At this point, it’s not clear where this story will go. NIR investors have been grumbling about Ribotsky’s funds, which claim to manage some $700 million in assets, for a while now. It’s possible the SEC investigation is merely a response to some disgruntled investors.
But what’s surprising to me is why the SEC is just looking into the NIR funds now, given that it has been a dominant player in so-called “death spiral” convertible market. These securities have gotten a bad rap over the years because they include a trigger that permits bonds to be converted into common shares whenever there is a precipitous drop in the prices of a company’s stock.
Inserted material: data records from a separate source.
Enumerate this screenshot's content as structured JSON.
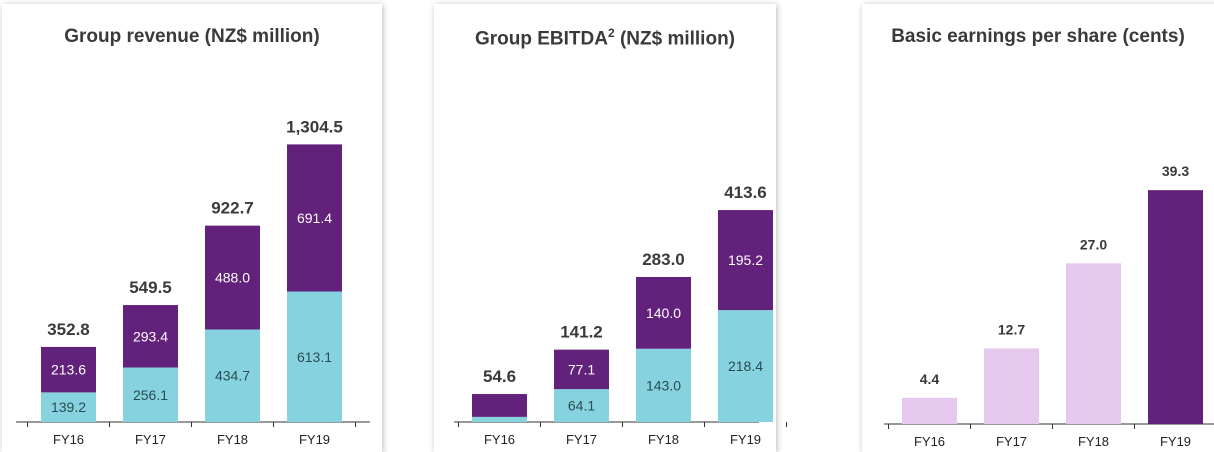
{
  "colors": {
    "base": "#86d2de",
    "top": "#62217a",
    "eps_light": "#e6c8ef",
    "eps_dark": "#62217a",
    "total_text": "#3a3a3a",
    "axis": "#333333"
  },
  "chart_data": [
    {
      "type": "bar",
      "stacked": true,
      "title": "Group revenue (NZ$ million)",
      "categories": [
        "FY16",
        "FY17",
        "FY18",
        "FY19"
      ],
      "series": [
        {
          "values": [
            139.2,
            256.1,
            434.7,
            613.1
          ],
          "labels": [
            "139.2",
            "256.1",
            "434.7",
            "613.1"
          ]
        },
        {
          "values": [
            213.6,
            293.4,
            488.0,
            691.4
          ],
          "labels": [
            "213.6",
            "293.4",
            "488.0",
            "691.4"
          ]
        }
      ],
      "totals": [
        352.8,
        549.5,
        922.7,
        1304.5
      ],
      "total_labels": [
        "352.8",
        "549.5",
        "922.7",
        "1,304.5"
      ],
      "xlabel": "",
      "ylabel": "",
      "grid": false
    },
    {
      "type": "bar",
      "stacked": true,
      "title": "Group EBITDA",
      "title_sup": "2",
      "title_suffix": " (NZ$ million)",
      "categories": [
        "FY16",
        "FY17",
        "FY18",
        "FY19"
      ],
      "series": [
        {
          "values": [
            10.0,
            64.1,
            143.0,
            218.4
          ],
          "labels": [
            "",
            "64.1",
            "143.0",
            "218.4"
          ]
        },
        {
          "values": [
            44.6,
            77.1,
            140.0,
            195.2
          ],
          "labels": [
            "",
            "77.1",
            "140.0",
            "195.2"
          ]
        }
      ],
      "totals": [
        54.6,
        141.2,
        283.0,
        413.6
      ],
      "total_labels": [
        "54.6",
        "141.2",
        "283.0",
        "413.6"
      ],
      "xlabel": "",
      "ylabel": "",
      "grid": false
    },
    {
      "type": "bar",
      "stacked": false,
      "title": "Basic earnings per share (cents)",
      "categories": [
        "FY16",
        "FY17",
        "FY18",
        "FY19"
      ],
      "values": [
        4.4,
        12.7,
        27.0,
        39.3
      ],
      "value_labels": [
        "4.4",
        "12.7",
        "27.0",
        "39.3"
      ],
      "xlabel": "",
      "ylabel": "",
      "grid": false
    }
  ]
}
Back in 2004, the SEC launched a sweeping probe into the market for these and other so-called PIPEs–private investments in public equity. Most PIPEs are a form of a convertible bond, mainly sold by small-cap companies, with terms highly favorable to hedge fund investors.
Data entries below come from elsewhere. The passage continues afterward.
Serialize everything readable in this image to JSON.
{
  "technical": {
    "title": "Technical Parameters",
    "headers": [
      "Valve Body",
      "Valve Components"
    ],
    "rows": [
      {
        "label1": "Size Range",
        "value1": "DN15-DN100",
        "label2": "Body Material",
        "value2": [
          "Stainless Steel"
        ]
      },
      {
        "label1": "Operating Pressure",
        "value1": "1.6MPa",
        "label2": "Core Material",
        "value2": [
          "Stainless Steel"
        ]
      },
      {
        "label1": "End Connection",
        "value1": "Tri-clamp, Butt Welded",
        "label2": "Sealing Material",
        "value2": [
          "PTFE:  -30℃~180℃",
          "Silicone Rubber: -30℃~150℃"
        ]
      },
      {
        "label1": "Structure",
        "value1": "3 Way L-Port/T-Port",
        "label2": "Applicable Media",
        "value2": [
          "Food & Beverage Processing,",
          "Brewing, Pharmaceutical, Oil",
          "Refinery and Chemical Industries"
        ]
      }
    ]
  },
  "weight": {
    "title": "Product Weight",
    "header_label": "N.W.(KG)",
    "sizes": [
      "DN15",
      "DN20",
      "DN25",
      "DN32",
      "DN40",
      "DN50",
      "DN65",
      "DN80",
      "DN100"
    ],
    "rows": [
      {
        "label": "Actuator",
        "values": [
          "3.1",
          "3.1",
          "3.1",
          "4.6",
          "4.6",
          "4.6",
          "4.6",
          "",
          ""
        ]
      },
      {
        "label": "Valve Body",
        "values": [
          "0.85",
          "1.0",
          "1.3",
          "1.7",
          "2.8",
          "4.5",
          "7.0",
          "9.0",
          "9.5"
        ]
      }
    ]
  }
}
The shorts love PIPEs because the flood of stock in these highly-illiquid small cap companies invariably pushes the share prices lower. Not surprisingly, death spirals are real popular with short sellers.
The SEC probe led to a number of actions against hedge funds charged with improper short selling. Many of the hedge funds nabbed by the SEC were found to be shorting companies doing PIPES in advance of the offering–in effect trying to game the deal.
When I worked at TheStreet.com I did a lot of reporting on PIPE abuses and the SEC investigation. NIR was never charged with any wrongoing by the SEC during that long-running investigation. And it’s very well possible that NIR did nothing wrong in the death spirals it invested in–just as it is possible Ribotsky’s firm has done nothing improper this time around either.
But in 2006, I wrote a story for TheStreet.com about the surprising return of the death spiral, and in it I noted that NIR was one of the biggest players in this kind of PIPE deal. Back then I reported that there were no allegations of wrongdoing by NIR, but the firm did report having “some stellar annual returns.”
If Ribotsky is found to have done something wrong this time around, it makes you wonder whether the SEC missed an opportunity three years ago to take a hard look at his operation.
Oh, btw, back in 2006, NIR claimed to have $486 million in assets under management.
UPDATE: SEC, if you need some help, get a full copy of this October story from Opalesque, which had an exclusive interview with Ribotsky discussing his funds and the “small number of redemption” requests he had gotten from investors.